I was just wondering, with larger contracts on the horizon, is management strategically managing cash flow or the working capital to ensure financial flexibility as the project milestones fluctuate? Or like are there any mechanisms in place to smooth out that variability and sustain positive cash flow as the business scales?

Brendan Cocks

executive
#32

Yes, we're certainly managing the cash flow. There was a capital raising we did 2 years ago now that was quite large, but it was very purposeful in helping us support through some of these large projects as we emerge through. So we continue to manage our working capital very closely. And also, we would like to this year start bringing more debt options into that working capital, which helps smooth it out. But also, the reality is we're dealing with rather large projects. So we don't expect to see -- they don't run on 6-month cycles. So we don't expect to see half-on-half cash flow positivity. There will be large swings, based on just where a project may fall at the close of any period. But we're certainly managing those projects very closely through the whole project life cycle, which is, as a project company, our biggest focus.

Unknown Analyst

analyst
#33

Okay. Great. And one other question I had, which I think is sort of been mentioned anyway, but it was just relating to the [ 10 million ] place.
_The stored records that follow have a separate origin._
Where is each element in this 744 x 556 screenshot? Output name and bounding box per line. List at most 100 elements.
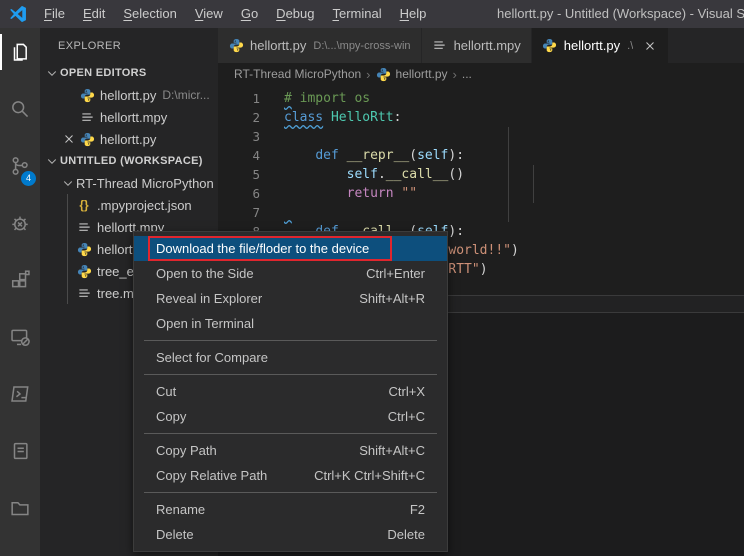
line-content: return "" <box>274 184 417 203</box>
tab-description: D:\...\mpy-cross-win <box>313 40 410 52</box>
close-icon[interactable] <box>642 38 658 54</box>
line-number[interactable]: 5 <box>218 165 274 184</box>
code-line-2[interactable]: 2class HelloRtt: <box>218 108 744 127</box>
line-number[interactable]: 7 <box>218 203 274 222</box>
vscode-window: FileEditSelectionViewGoDebugTerminalHelp… <box>0 0 744 556</box>
menu-item-label: Cut <box>156 384 361 399</box>
workspace-header[interactable]: UNTITLED (WORKSPACE) <box>40 150 218 172</box>
python-file-icon <box>76 263 92 279</box>
breadcrumb-segment[interactable]: hellortt.py <box>396 67 448 81</box>
line-content: class HelloRtt: <box>274 108 401 127</box>
context-menu-item-copy-path[interactable]: Copy PathShift+Alt+C <box>134 438 447 463</box>
explorer-context-menu: Download the file/floder to the device Op… <box>133 231 448 552</box>
mpy-file-icon <box>79 109 95 125</box>
context-menu-item-download-the-file-floder-to-the-device[interactable]: Download the file/floder to the device <box>134 236 447 261</box>
menu-item-shortcut: Ctrl+Enter <box>366 266 425 281</box>
search-icon[interactable] <box>0 85 40 133</box>
menu-item-label: Select for Compare <box>156 350 425 365</box>
open-editors-label: OPEN EDITORS <box>60 67 147 79</box>
context-menu-item-select-for-compare[interactable]: Select for Compare <box>134 345 447 370</box>
json-file-icon: {} <box>76 197 92 213</box>
mpy-file-icon <box>76 219 92 235</box>
source-control-icon[interactable]: 4 <box>0 142 40 190</box>
vscode-logo <box>9 5 27 23</box>
menu-item-shortcut: Delete <box>387 527 425 542</box>
open-editor-hellortt.py[interactable]: hellortt.pyD:\micr... <box>40 84 218 106</box>
code-line-6[interactable]: 6 return "" <box>218 184 744 203</box>
menu-item-label: Download the file/floder to the device <box>156 241 425 256</box>
menu-debug[interactable]: Debug <box>267 0 323 28</box>
close-icon[interactable] <box>61 131 77 147</box>
python-file-icon <box>376 67 391 82</box>
folder-icon[interactable] <box>0 484 40 532</box>
remote-device-icon[interactable] <box>0 313 40 361</box>
output-icon[interactable] <box>0 427 40 475</box>
menu-item-label: Reveal in Explorer <box>156 291 331 306</box>
code-line-5[interactable]: 5 self.__call__() <box>218 165 744 184</box>
menu-view[interactable]: View <box>186 0 232 28</box>
breadcrumb[interactable]: RT-Thread MicroPython›hellortt.py›... <box>218 63 744 85</box>
open-editor-hellortt.py[interactable]: hellortt.py <box>40 128 218 150</box>
line-number[interactable]: 1 <box>218 89 274 108</box>
folder-rt-thread-micropython[interactable]: RT-Thread MicroPython <box>40 172 218 194</box>
breadcrumb-segment[interactable]: ... <box>462 67 472 81</box>
explorer-icon[interactable] <box>0 28 40 76</box>
menu-item-shortcut: Ctrl+C <box>388 409 425 424</box>
line-number[interactable]: 6 <box>218 184 274 203</box>
tab-label: hellortt.mpy <box>454 38 521 53</box>
tab-hellortt.mpy[interactable]: hellortt.mpy <box>422 28 532 63</box>
context-menu-item-copy[interactable]: Copy Ctrl+C <box>134 404 447 429</box>
line-content <box>274 127 284 146</box>
tab-hellortt.py-active[interactable]: hellortt.py.\ <box>532 28 670 63</box>
python-file-icon <box>228 38 244 54</box>
sidebar-title: EXPLORER <box>40 28 218 62</box>
context-menu-item-rename[interactable]: RenameF2 <box>134 497 447 522</box>
tree-item-label: tree.m <box>97 286 134 301</box>
window-title: hellortt.py - Untitled (Workspace) - Vis… <box>497 0 744 28</box>
menu-item-label: Copy Path <box>156 443 331 458</box>
menu-go[interactable]: Go <box>232 0 267 28</box>
extensions-icon[interactable] <box>0 256 40 304</box>
line-number[interactable]: 4 <box>218 146 274 165</box>
open-editor-label: hellortt.py <box>100 88 156 103</box>
menu-file[interactable]: File <box>35 0 74 28</box>
tree-item-.mpyproject.json[interactable]: {} .mpyproject.json <box>40 194 218 216</box>
menu-edit[interactable]: Edit <box>74 0 114 28</box>
menu-separator <box>144 374 437 375</box>
menu-help[interactable]: Help <box>391 0 436 28</box>
code-line-4[interactable]: 4 def __repr__(self): <box>218 146 744 165</box>
python-file-icon <box>76 241 92 257</box>
code-line-1[interactable]: 1# import os <box>218 89 744 108</box>
context-menu-item-open-in-terminal[interactable]: Open in Terminal <box>134 311 447 336</box>
line-number[interactable]: 3 <box>218 127 274 146</box>
code-line-3[interactable]: 3 <box>218 127 744 146</box>
context-menu-item-open-to-the-side[interactable]: Open to the SideCtrl+Enter <box>134 261 447 286</box>
menu-item-label: Copy <box>156 409 360 424</box>
menu-item-label: Copy Relative Path <box>156 468 286 483</box>
open-editor-hellortt.mpy[interactable]: hellortt.mpy <box>40 106 218 128</box>
title-bar: FileEditSelectionViewGoDebugTerminalHelp… <box>0 0 744 28</box>
menu-item-label: Rename <box>156 502 382 517</box>
context-menu-item-delete[interactable]: DeleteDelete <box>134 522 447 547</box>
line-number[interactable]: 2 <box>218 108 274 127</box>
terminal-icon[interactable] <box>0 370 40 418</box>
mpy-file-icon <box>432 38 448 54</box>
activity-bar: 4 <box>0 28 40 556</box>
breadcrumb-segment[interactable]: RT-Thread MicroPython <box>234 67 361 81</box>
code-line-7[interactable]: 7 <box>218 203 744 222</box>
tab-hellortt.py[interactable]: hellortt.pyD:\...\mpy-cross-win <box>218 28 422 63</box>
menu-terminal[interactable]: Terminal <box>323 0 390 28</box>
python-file-icon <box>79 131 95 147</box>
debug-icon[interactable] <box>0 199 40 247</box>
open-editors-list: hellortt.pyD:\micr...hellortt.mpyhellort… <box>40 84 218 150</box>
menu-selection[interactable]: Selection <box>114 0 185 28</box>
context-menu-item-cut[interactable]: CutCtrl+X <box>134 379 447 404</box>
menu-separator <box>144 492 437 493</box>
context-menu-item-copy-relative-path[interactable]: Copy Relative PathCtrl+K Ctrl+Shift+C <box>134 463 447 488</box>
workspace-label: UNTITLED (WORKSPACE) <box>60 155 203 167</box>
menu-separator <box>144 433 437 434</box>
open-editors-header[interactable]: OPEN EDITORS <box>40 62 218 84</box>
context-menu-item-reveal-in-explorer[interactable]: Reveal in ExplorerShift+Alt+R <box>134 286 447 311</box>
line-content: self.__call__() <box>274 165 464 184</box>
tree-item-label: .mpyproject.json <box>97 198 192 213</box>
Obviously, there's quite a bit there, and you mentioned it might fall either side of the financial year. So I assume that a large chunk of these then are in the advanced stages. And are you guys confident of winning any of these or...

Aaron Begley

executive
#34

Yes, sure. I mean, look, they're with our current customer base, and we've got a track record with them. And yes, look, a lot of them are in advanced stages. But we get involved very early in the project, right? So we get involved with the customers at the bidding stage and then try and offer solutions, which help them win the project and install it. efficiently. So we -- there are projects in the pipeline that we did up to, in some cases, 18 months ago. So yes, it's -- there's a lot of work that have gone into all of those proposals.

Operator

operator
#35

There are no further questions at this time. I'll now hand back to Mr. Begley for closing remarks.

Aaron Begley

executive
#36

Thank you again for listening. I'll -- Brendan and I will sign off there, and we look forward to talking to you next time. Thank you.

Operator

operator
#37

That does conclude our conference for today. Thank you for participating. You may now disconnect.